North American stock markets were halted shortly after the opening Monday morning when the switches designed to slow panic selling went into action within minutes of opening.

The NYSE, Nasdaq and TSX all strike what is known as a level 1 trading stop just minutes after Monday morning’s opening. This interruption automatically suspends all trading on the market for 15 minutes after a drop of more than seven percent.

A level 2 shutdown is automatically imposed after a 13% drop for another 15 minutes. If the decline reaches 20%, a level 3 stop comes to close the negotiations for the rest of the day.

The TSX has lost more than 1,400 points, or 8%, within minutes of opening, so the Canadian index switch has been activated. When it was reopened, it dropped by 1,600 points at some point, or more than 10%. It has been the worst day for TSX since 1987.

Trade interruptions were lifted 15 minutes after implementation and sales continued in both the United States and Canada, although not enough to implement a level 2 shutdown.

“This is basically panic selling,” said Peter Cardillo, chief market economist at Spartan Capital in New York. “There is a lot of fear in the market and … it is an indication that a global recession is not far away.”

The so-called “fear index” of Wall Street, known as VIX, which increases during periods of volatility, jumped by 14 points to 56.61. This is the highest level since 2009, during the financial crisis.

The panic began on Sunday evening after Saudi Arabia kicked off a total price war in the oil market, announcing that it would remove any production limits. That move pushed the price of crude oil to crumble over 25% and overcame the fears that existed about the coronavirus that is spreading all over the world.

Canadian energy companies have sold hard. Suncor has lost over 25% of its value. At some point Cenovus was almost half.

Flight for safety

Bond yields in the United States and Canada fell to their lowest levels as investors fled for security reasons. Investors flock to things like bonds because they are perceived as safer than other assets, as governments are unlikely to default on their loans.

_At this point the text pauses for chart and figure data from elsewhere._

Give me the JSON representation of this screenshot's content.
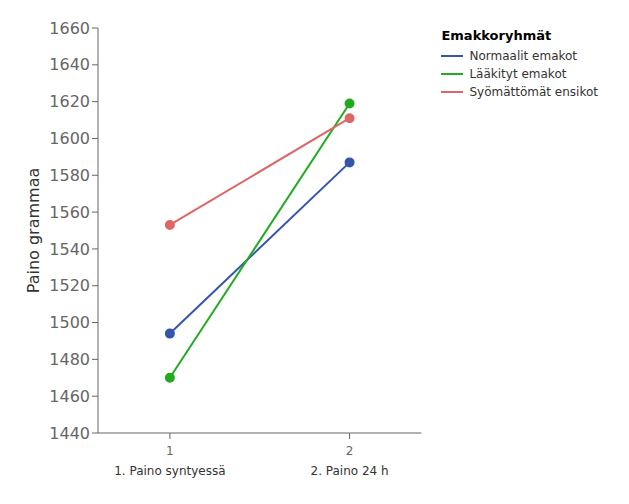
{
  "chart_data": {
    "type": "line",
    "x": [
      1,
      2
    ],
    "series": [
      {
        "name": "Normaalit emakot",
        "color": "#3355aa",
        "values": [
          1494,
          1587
        ]
      },
      {
        "name": "Lääkityt emakot",
        "color": "#22aa22",
        "values": [
          1470,
          1619
        ]
      },
      {
        "name": "Syömättömät ensikot",
        "color": "#dd6666",
        "values": [
          1553,
          1611
        ]
      }
    ],
    "ylabel": "Paino grammaa",
    "annotations": [
      "1. Paino syntyessä",
      "2. Paino 24 h"
    ],
    "legend_title": "Emakkoryhmät",
    "legend": "right",
    "xlim": [
      0.6,
      2.4
    ],
    "xticks": [
      1,
      2
    ],
    "ylim": [
      1440,
      1660
    ],
    "yticks": [
      1440,
      1460,
      1480,
      1500,
      1520,
      1540,
      1560,
      1580,
      1600,
      1620,
      1640,
      1660
    ],
    "grid": false,
    "marker": "circle"
  }
}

All bond purchases increase their price, which countercurrently reduces their returns, because governments don’t have to offer a great interest rate to find a buyer available for their debt.

At some point on Monday morning, the Canadian government’s 10-year yield fell below 0.3 percent, the lowest level ever recorded. This means that a buyer of that bond is actually willing to lend $ 1,000 to the government for an entire decade and will only get $ 3 a year for their problems. With inflation taken into consideration, they are actually losing money. But they are willing to accept that meager return because it is preferable to other options where they think they will do even worse.

The U.S. decade tells a similar story, dropping to an all-time low of 0.3228 percent at some point on Monday morning

“The lower it gets, the more likely people are to become even more panic,” said Rick Meckler, a partner at Cherry Lane Investments in New Jersey. “The more it goes down, the more nervous people will be about it.”